Venison Pepperoni - ☺♥

Venison Pepperoni

Making Venison Pepperoni is a surprisingly simple process with a delicious product that has many uses and stores refrigerated for months. You can stuff the pepperoni into collagen or natural casings, edible or inedible, of any size.

Smaller diameter casings are used when making snack sticks and larger diameter casings when making pepperoni chubs.

Ingredients:

4 Pounds of trimmed Venison

1 Pound of Pork Fat

1 Teaspoon of Pink Curing Salt #1 (see Notes at the end of this recipe)

3 Tablespoons of Kosher Salt

2 Tablespoons of smoked Paprika

2 Tablespoons of Dextrose if you have it, otherwise White Sugar

1 Tablespoon of freshly ground Black Pepper

1 Tablespoon of Cayenne Pepper

3 Tablespoons of Red Pepper Flakes

2 Teaspoons of Fennel seeds

2 Teaspoons of ground Cumin

2 Teaspoons of dried Oregano

2 Teaspoons of dried Thyme leaves

1 Cup of non-fat dry milk powder

1/4 cup of medium dry Red Wine like Pinot Noir, chilled

2 Tablespoons of Wrights® hickory flavored liquid smoke

Collagen casings (sizes from 1/2" diameter to 1 1/4" diameter)

Directions:

Place the stand mixer grinder accessory in the freezer along with the stand mixer bowl for 20 minutes.

Put the venison and the pork fat into the freezer for 20 minutes.

Chop the venison into 1" cubes and mix in the salt. Cut the pork fat into 1/2" cubes. Grind the venison and the pork fat separately using a 1/4" die. Immediately place both in the freezer for 15-20 minutes.

Put all of the remaining dry ingredients except the red pepper flakes and the dry milk into a Magic Bullet® mixer and mix them for two minutes.

While the ground meat and ground fat are in the freezer, make a paste with the red wine, liquid smoke, dry milk, and the powdered mixture from the Magic Bullet® mixer.

Place the venison and the pork fat in the stand mixer, mix for 4 minutes to blend them, and then mix in the red pepper flakes and then the Paste mixture a little at a time then mix for three minutes on medium speed, scraping down the inside of the bowl as necessary with a soft spatula to guarantee good mixing.

Mix the pepperoni by hand kneading on a wood cutting board to assure perfect mixing (wear latex or nitrile gloves).

Stuff the casings with the pepperoni mixture using a sausage stuffer, and form links about 8" long by twisting/turning the casings a few times periodically. Fold links together after the twisting to keep the twisted collagen or casing from untwisting.

Put the links into one gallon Ziploc® freezer bags, seal them and put them in the refrigerator to cure the pepperoni for 24 hours.

Place the links on raised racks on 12" x 17" baking sheets.

Bake the pepperoni links at 180 degrees F (in a convection oven if you have one) until the internal temperature of 160 degrees F has been reached. Use an instant read thermometer to check the temperature about once an hour. Expect six or seven hours of baking time.

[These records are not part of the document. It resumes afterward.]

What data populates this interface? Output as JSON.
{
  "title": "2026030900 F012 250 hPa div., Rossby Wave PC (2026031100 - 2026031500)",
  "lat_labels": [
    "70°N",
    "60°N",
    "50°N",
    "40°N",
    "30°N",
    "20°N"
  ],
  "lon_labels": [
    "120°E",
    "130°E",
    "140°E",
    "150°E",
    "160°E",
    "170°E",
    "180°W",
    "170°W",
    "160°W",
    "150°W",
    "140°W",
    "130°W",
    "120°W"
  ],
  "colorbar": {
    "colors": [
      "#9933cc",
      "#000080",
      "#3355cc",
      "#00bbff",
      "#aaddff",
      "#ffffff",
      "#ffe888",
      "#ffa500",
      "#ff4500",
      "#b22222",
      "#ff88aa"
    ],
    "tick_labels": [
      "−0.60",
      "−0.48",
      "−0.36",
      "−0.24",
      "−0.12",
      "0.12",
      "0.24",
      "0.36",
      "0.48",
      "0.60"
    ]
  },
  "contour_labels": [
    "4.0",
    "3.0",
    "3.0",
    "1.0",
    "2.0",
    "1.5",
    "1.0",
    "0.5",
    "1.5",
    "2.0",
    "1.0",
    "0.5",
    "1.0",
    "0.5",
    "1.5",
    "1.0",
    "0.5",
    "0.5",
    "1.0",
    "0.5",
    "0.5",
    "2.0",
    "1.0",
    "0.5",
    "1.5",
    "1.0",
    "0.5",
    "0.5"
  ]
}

Remove the baking sheets from the oven and let the links cool to room temperature. If necessary wipe the links with paper towels to remove excess liquefied fat.

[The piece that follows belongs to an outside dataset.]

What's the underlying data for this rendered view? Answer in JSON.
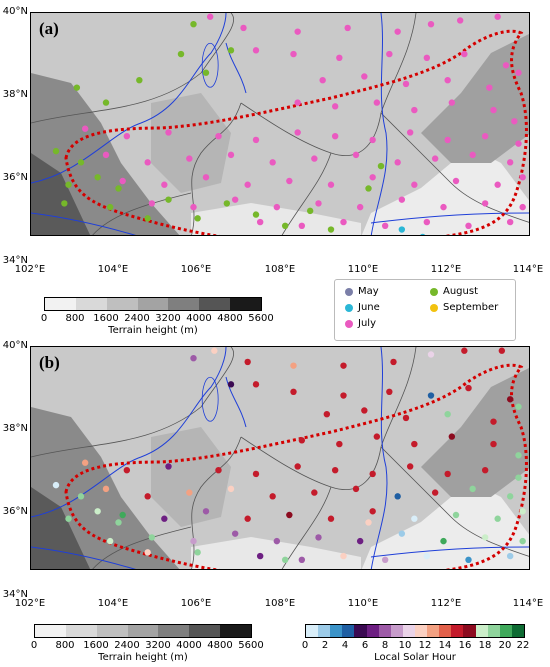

The Pepperoni may be stored in the refrigerator for a few months in Ziploc® bags or it can be vacuum sealed and refrigerated or frozen for longer storage. Simply cut the links from each other using scissors where the casing was twisted before packaging them.

After opening and cutting the casing of a pepperoni sausage to eat some, any remaining section is best stored in the refrigerator with the cut end wrapped in plastic wrap.

Pink Curing Salt #1

Enjoy!

Notes:

Processing considerations:

The reason you cut up the pork fat before grinding it and chill the venison and pork fat before mixing them together is because the two will bind better this way. This is an important part of the process. Also, if you mix the Kosher salt (not the pink salt) in with the venison before grinding it that will assure very good binding later between the meat and the fat (myosin protein weakening from exposure to salt increases the water-holding capacity of raw meat and that influences its juiciness and tenderness).

Pink Curing Salt #1 description:

All pink tinted crystals of meat curing agents have the same sodium nitrite concentration, which is 6.25%.

They are sold under various names like Prague Powder # 1, Insta-Cure, and Modern Cure. They are all the same.

The pink color is not what gives the meat a reddish hue - that is done by the curing process and by seasoning ingredients like paprika.

After the meat has been cured and cooked, it will have a longer shelf life than uncured cooked meat.

Use one teaspoon of pink curing salt #1 per 5 pounds of meat and fat combined.

Wear latex or nitrile gloves when handling pink curing salt #1 or any product containing sodium nitrite as it can be absorbed through skin and it is quite poisonous when used improperly. Also, putting too much of it into the meat to be cured creates a poisonous product that can kill humans when the cured meat eaten.